The work is considered an important contribution as it provides a clear frame to rethink issues related to labor, emancipation, identity, rights claims at the core of political demands of justice in the contemporary context of neoliberalism. Although a necessary incorporation of political economy into contemporary feminist discourse, Fraser's use of theoretical schemas has been criticized as dense and baffling at times—it is unclear, for example, why there are three types of needs discourses, four registers of dependency, or seven principles of gender justice. M. E. Mitchell, writer for Marx & Philosophy, writes "This [complexity] is, perhaps, owing to her propensity to avail herself of whatever terms best encapsulate processes of institutionalized oppression. Thinking thus, from the ground up, gives her work a complexity that at times compromises the systematic quality and coherence of her theoretical categories."

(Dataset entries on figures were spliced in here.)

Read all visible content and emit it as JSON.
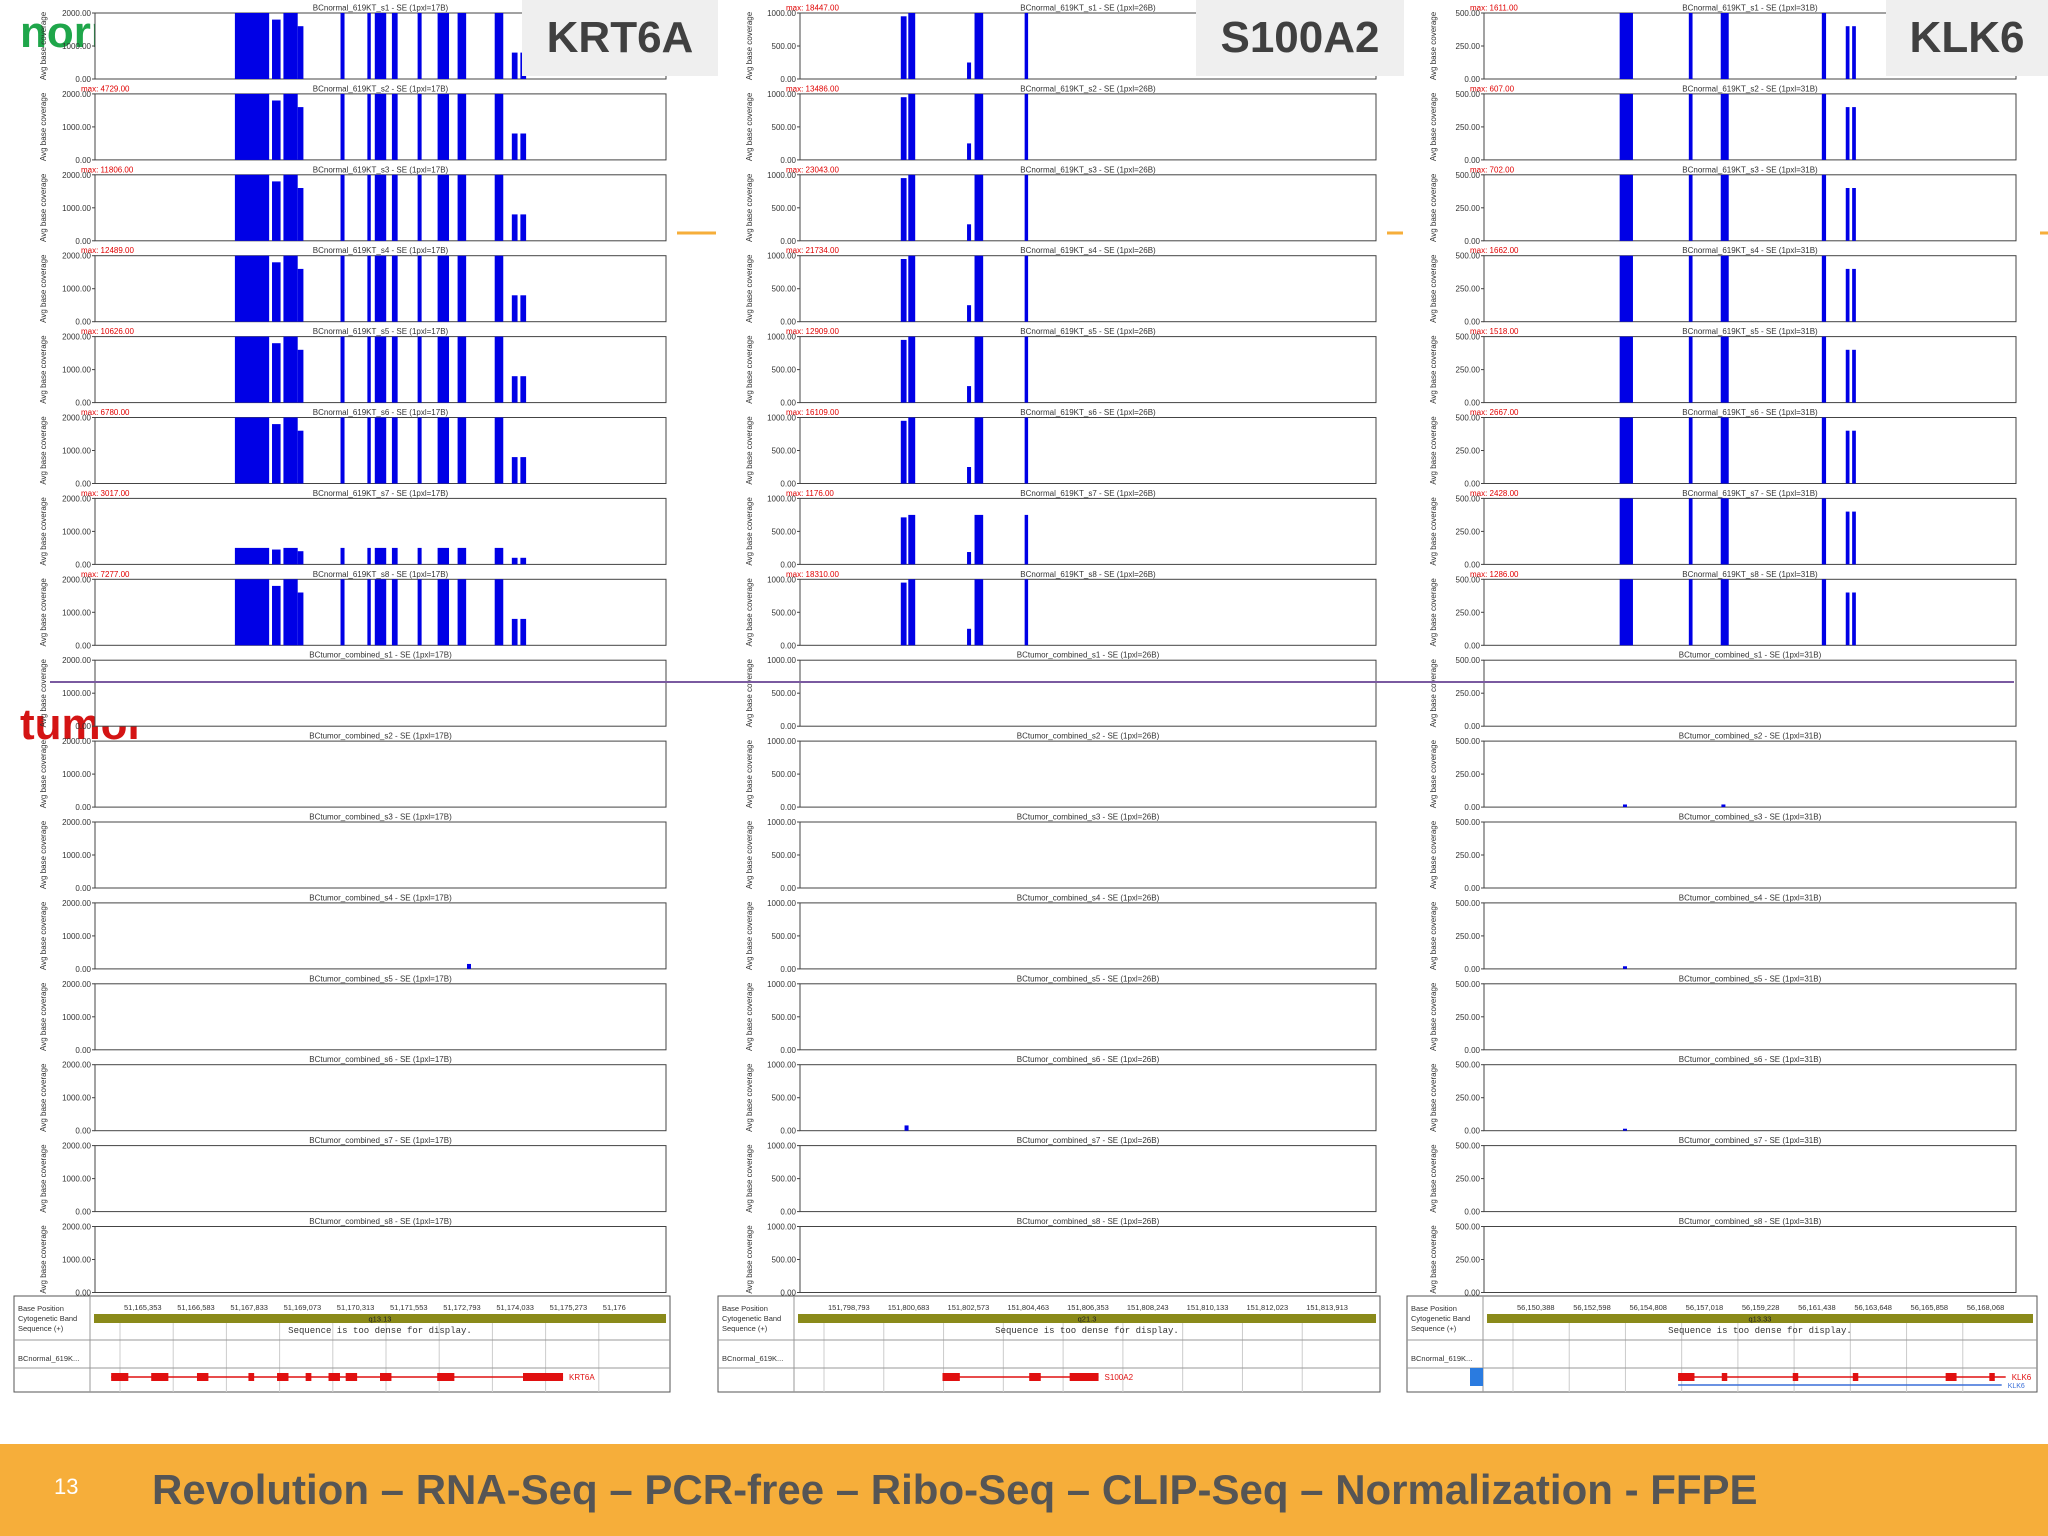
{
  "slide": {
    "label_normal": "normal",
    "label_tumor": "tumor",
    "page_number": "13",
    "tagline": "Revolution – RNA-Seq – PCR-free – Ribo-Seq – CLIP-Seq – Normalization - FFPE",
    "colors": {
      "normal": "#1fa64a",
      "tumor": "#d41414",
      "footer": "#f6ae3a",
      "coverage": "#0000e6",
      "max_text": "#e00000",
      "gene_model": "#e01010",
      "cytoband": "#8a8a1a"
    }
  },
  "common": {
    "ylabel": "Avg base coverage",
    "band_labels": [
      "Base Position",
      "Cytogenetic Band",
      "Sequence (+)"
    ],
    "sequence_msg": "Sequence is too dense for display.",
    "track_label": "BCnormal_619K..."
  },
  "chart_data": [
    {
      "type": "area",
      "gene": "KRT6A",
      "ylim": [
        0,
        2000
      ],
      "yticks": [
        "2000.00",
        "1000.00",
        "0.00"
      ],
      "xlim": [
        0,
        100
      ],
      "tracks": [
        {
          "title": "BCnormal_619KT_s1 - SE (1pxl=17B)",
          "max": "",
          "sample_type": "normal"
        },
        {
          "title": "BCnormal_619KT_s2 - SE (1pxl=17B)",
          "max": "max: 4729.00",
          "sample_type": "normal"
        },
        {
          "title": "BCnormal_619KT_s3 - SE (1pxl=17B)",
          "max": "max: 11806.00",
          "sample_type": "normal"
        },
        {
          "title": "BCnormal_619KT_s4 - SE (1pxl=17B)",
          "max": "max: 12489.00",
          "sample_type": "normal"
        },
        {
          "title": "BCnormal_619KT_s5 - SE (1pxl=17B)",
          "max": "max: 10626.00",
          "sample_type": "normal"
        },
        {
          "title": "BCnormal_619KT_s6 - SE (1pxl=17B)",
          "max": "max: 6780.00",
          "sample_type": "normal"
        },
        {
          "title": "BCnormal_619KT_s7 - SE (1pxl=17B)",
          "max": "max: 3017.00",
          "sample_type": "normal"
        },
        {
          "title": "BCnormal_619KT_s8 - SE (1pxl=17B)",
          "max": "max: 7277.00",
          "sample_type": "normal"
        },
        {
          "title": "BCtumor_combined_s1 - SE (1pxl=17B)",
          "max": "",
          "sample_type": "tumor"
        },
        {
          "title": "BCtumor_combined_s2 - SE (1pxl=17B)",
          "max": "",
          "sample_type": "tumor"
        },
        {
          "title": "BCtumor_combined_s3 - SE (1pxl=17B)",
          "max": "",
          "sample_type": "tumor"
        },
        {
          "title": "BCtumor_combined_s4 - SE (1pxl=17B)",
          "max": "",
          "sample_type": "tumor"
        },
        {
          "title": "BCtumor_combined_s5 - SE (1pxl=17B)",
          "max": "",
          "sample_type": "tumor"
        },
        {
          "title": "BCtumor_combined_s6 - SE (1pxl=17B)",
          "max": "",
          "sample_type": "tumor"
        },
        {
          "title": "BCtumor_combined_s7 - SE (1pxl=17B)",
          "max": "",
          "sample_type": "tumor"
        },
        {
          "title": "BCtumor_combined_s8 - SE (1pxl=17B)",
          "max": "",
          "sample_type": "tumor"
        }
      ],
      "peaks": [
        [
          24.5,
          30.5,
          2000
        ],
        [
          31,
          32.5,
          1800
        ],
        [
          33,
          35.5,
          2000
        ],
        [
          35.5,
          36.5,
          1600
        ],
        [
          43,
          43.7,
          2000
        ],
        [
          47.7,
          48.3,
          2000
        ],
        [
          49,
          51,
          2000
        ],
        [
          52,
          53,
          2000
        ],
        [
          56.5,
          57.2,
          2000
        ],
        [
          60,
          62,
          2000
        ],
        [
          63.5,
          65,
          2000
        ],
        [
          70,
          71.5,
          2000
        ],
        [
          73,
          74,
          800
        ],
        [
          74.5,
          75.5,
          800
        ]
      ],
      "tumor_peaks": [
        {
          "track": 11,
          "x": 65.5,
          "y": 150
        }
      ],
      "axis": {
        "base_positions": [
          "51,165,353",
          "51,166,583",
          "51,167,833",
          "51,169,073",
          "51,170,313",
          "51,171,553",
          "51,172,793",
          "51,174,033",
          "51,175,273",
          "51,176"
        ],
        "cytoband": "q13.13",
        "gene_label": "KRT6A",
        "exons": [
          [
            3,
            6
          ],
          [
            10,
            13
          ],
          [
            18,
            20
          ],
          [
            27,
            28
          ],
          [
            32,
            34
          ],
          [
            37,
            38
          ],
          [
            41,
            43
          ],
          [
            44,
            46
          ],
          [
            50,
            52
          ],
          [
            60,
            63
          ],
          [
            75,
            82
          ]
        ],
        "gene_span": [
          3,
          82
        ]
      }
    },
    {
      "type": "area",
      "gene": "S100A2",
      "ylim": [
        0,
        1000
      ],
      "yticks": [
        "1000.00",
        "500.00",
        "0.00"
      ],
      "xlim": [
        0,
        100
      ],
      "tracks": [
        {
          "title": "BCnormal_619KT_s1 - SE (1pxl=26B)",
          "max": "max: 18447.00",
          "sample_type": "normal"
        },
        {
          "title": "BCnormal_619KT_s2 - SE (1pxl=26B)",
          "max": "max: 13486.00",
          "sample_type": "normal"
        },
        {
          "title": "BCnormal_619KT_s3 - SE (1pxl=26B)",
          "max": "max: 23043.00",
          "sample_type": "normal"
        },
        {
          "title": "BCnormal_619KT_s4 - SE (1pxl=26B)",
          "max": "max: 21734.00",
          "sample_type": "normal"
        },
        {
          "title": "BCnormal_619KT_s5 - SE (1pxl=26B)",
          "max": "max: 12909.00",
          "sample_type": "normal"
        },
        {
          "title": "BCnormal_619KT_s6 - SE (1pxl=26B)",
          "max": "max: 16109.00",
          "sample_type": "normal"
        },
        {
          "title": "BCnormal_619KT_s7 - SE (1pxl=26B)",
          "max": "max: 1176.00",
          "sample_type": "normal"
        },
        {
          "title": "BCnormal_619KT_s8 - SE (1pxl=26B)",
          "max": "max: 18310.00",
          "sample_type": "normal"
        },
        {
          "title": "BCtumor_combined_s1 - SE (1pxl=26B)",
          "max": "",
          "sample_type": "tumor"
        },
        {
          "title": "BCtumor_combined_s2 - SE (1pxl=26B)",
          "max": "",
          "sample_type": "tumor"
        },
        {
          "title": "BCtumor_combined_s3 - SE (1pxl=26B)",
          "max": "",
          "sample_type": "tumor"
        },
        {
          "title": "BCtumor_combined_s4 - SE (1pxl=26B)",
          "max": "",
          "sample_type": "tumor"
        },
        {
          "title": "BCtumor_combined_s5 - SE (1pxl=26B)",
          "max": "",
          "sample_type": "tumor"
        },
        {
          "title": "BCtumor_combined_s6 - SE (1pxl=26B)",
          "max": "",
          "sample_type": "tumor"
        },
        {
          "title": "BCtumor_combined_s7 - SE (1pxl=26B)",
          "max": "",
          "sample_type": "tumor"
        },
        {
          "title": "BCtumor_combined_s8 - SE (1pxl=26B)",
          "max": "",
          "sample_type": "tumor"
        }
      ],
      "peaks": [
        [
          17.5,
          18.5,
          950
        ],
        [
          18.8,
          20,
          1000
        ],
        [
          29,
          29.7,
          250
        ],
        [
          30.3,
          31.8,
          1000
        ],
        [
          39,
          39.6,
          1000
        ]
      ],
      "tumor_peaks": [
        {
          "track": 13,
          "x": 18.5,
          "y": 80
        }
      ],
      "axis": {
        "base_positions": [
          "151,798,793",
          "151,800,683",
          "151,802,573",
          "151,804,463",
          "151,806,353",
          "151,808,243",
          "151,810,133",
          "151,812,023",
          "151,813,913"
        ],
        "cytoband": "q21.3",
        "gene_label": "S100A2",
        "exons": [
          [
            25,
            28
          ],
          [
            40,
            42
          ],
          [
            47,
            52
          ]
        ],
        "gene_span": [
          25,
          52
        ]
      }
    },
    {
      "type": "area",
      "gene": "KLK6",
      "ylim": [
        0,
        500
      ],
      "yticks": [
        "500.00",
        "250.00",
        "0.00"
      ],
      "xlim": [
        0,
        100
      ],
      "tracks": [
        {
          "title": "BCnormal_619KT_s1 - SE (1pxl=31B)",
          "max": "max: 1611.00",
          "sample_type": "normal"
        },
        {
          "title": "BCnormal_619KT_s2 - SE (1pxl=31B)",
          "max": "max: 607.00",
          "sample_type": "normal"
        },
        {
          "title": "BCnormal_619KT_s3 - SE (1pxl=31B)",
          "max": "max: 702.00",
          "sample_type": "normal"
        },
        {
          "title": "BCnormal_619KT_s4 - SE (1pxl=31B)",
          "max": "max: 1662.00",
          "sample_type": "normal"
        },
        {
          "title": "BCnormal_619KT_s5 - SE (1pxl=31B)",
          "max": "max: 1518.00",
          "sample_type": "normal"
        },
        {
          "title": "BCnormal_619KT_s6 - SE (1pxl=31B)",
          "max": "max: 2667.00",
          "sample_type": "normal"
        },
        {
          "title": "BCnormal_619KT_s7 - SE (1pxl=31B)",
          "max": "max: 2428.00",
          "sample_type": "normal"
        },
        {
          "title": "BCnormal_619KT_s8 - SE (1pxl=31B)",
          "max": "max: 1286.00",
          "sample_type": "normal"
        },
        {
          "title": "BCtumor_combined_s1 - SE (1pxl=31B)",
          "max": "",
          "sample_type": "tumor"
        },
        {
          "title": "BCtumor_combined_s2 - SE (1pxl=31B)",
          "max": "",
          "sample_type": "tumor"
        },
        {
          "title": "BCtumor_combined_s3 - SE (1pxl=31B)",
          "max": "",
          "sample_type": "tumor"
        },
        {
          "title": "BCtumor_combined_s4 - SE (1pxl=31B)",
          "max": "",
          "sample_type": "tumor"
        },
        {
          "title": "BCtumor_combined_s5 - SE (1pxl=31B)",
          "max": "",
          "sample_type": "tumor"
        },
        {
          "title": "BCtumor_combined_s6 - SE (1pxl=31B)",
          "max": "",
          "sample_type": "tumor"
        },
        {
          "title": "BCtumor_combined_s7 - SE (1pxl=31B)",
          "max": "",
          "sample_type": "tumor"
        },
        {
          "title": "BCtumor_combined_s8 - SE (1pxl=31B)",
          "max": "",
          "sample_type": "tumor"
        }
      ],
      "peaks": [
        [
          25.5,
          28,
          500
        ],
        [
          38.5,
          39.2,
          500
        ],
        [
          44.5,
          46,
          500
        ],
        [
          63.5,
          64.3,
          500
        ],
        [
          68,
          68.7,
          400
        ],
        [
          69.2,
          69.9,
          400
        ]
      ],
      "tumor_peaks": [
        {
          "track": 9,
          "x": 26.5,
          "y": 20
        },
        {
          "track": 9,
          "x": 45,
          "y": 20
        },
        {
          "track": 11,
          "x": 26.5,
          "y": 20
        },
        {
          "track": 13,
          "x": 26.5,
          "y": 15
        }
      ],
      "axis": {
        "base_positions": [
          "56,150,388",
          "56,152,598",
          "56,154,808",
          "56,157,018",
          "56,159,228",
          "56,161,438",
          "56,163,648",
          "56,165,858",
          "56,168,068"
        ],
        "cytoband": "q13.33",
        "gene_label": "KLK6",
        "transcript2_label": "KLK6",
        "exons": [
          [
            35,
            38
          ],
          [
            43,
            44
          ],
          [
            56,
            57
          ],
          [
            67,
            68
          ],
          [
            84,
            86
          ],
          [
            92,
            93
          ]
        ],
        "gene_span": [
          35,
          95
        ]
      }
    }
  ]
}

Unruly Practices: Power, Discourse, and Gender in Contemporary Social Theory is a collection of essays written between 1980 and 1989. The book examines the theories of power and source in Foucault, the politics of French deconstruction and Richard Rorty, the politics of gender in Habermas, and the politics of need interpretation in two concluding essays which delineate her own position within contemporary socialist-feminist critical theory. Contemporaries such as Douglas Kellner have praised Fraser's writings as "seasoned with social hope" and effectively synthesizing feminist commitment to political agency and social progress with several forms of modern and postmodern social skepticism. However, others have criticized her goal of providing "the sort of big diagnostic picture necessary to orient [the current] political practice" of socialist feminism for being both too ambitious and ultimately too narrow. Patricia S. Mann, for example, summarizes the pitfalls of the text as follows:
I wish Fraser had made more of an effort to call upon the resources of analytic philosophy. It is true that analytic philosophers look all the way back to Immanuel Kant and Jeremy Bentham for their paradigms of analytic philosophy. Unfazed because untouched by these notions of social constitution of individuals, or by the irrationalities of individual thought, philosophy offers an outmoded yet still seaworthy vessel for any seeking to ride out the storms of postmodern disillusionment with notions of agency and process. Had Fraser utilized the works of analytic political thinkers when she finally came to formulate her socialist-feminist theory of the welfare state she could have exploited the admittedly "thin" theories of political agency and political rights within political philosophy today.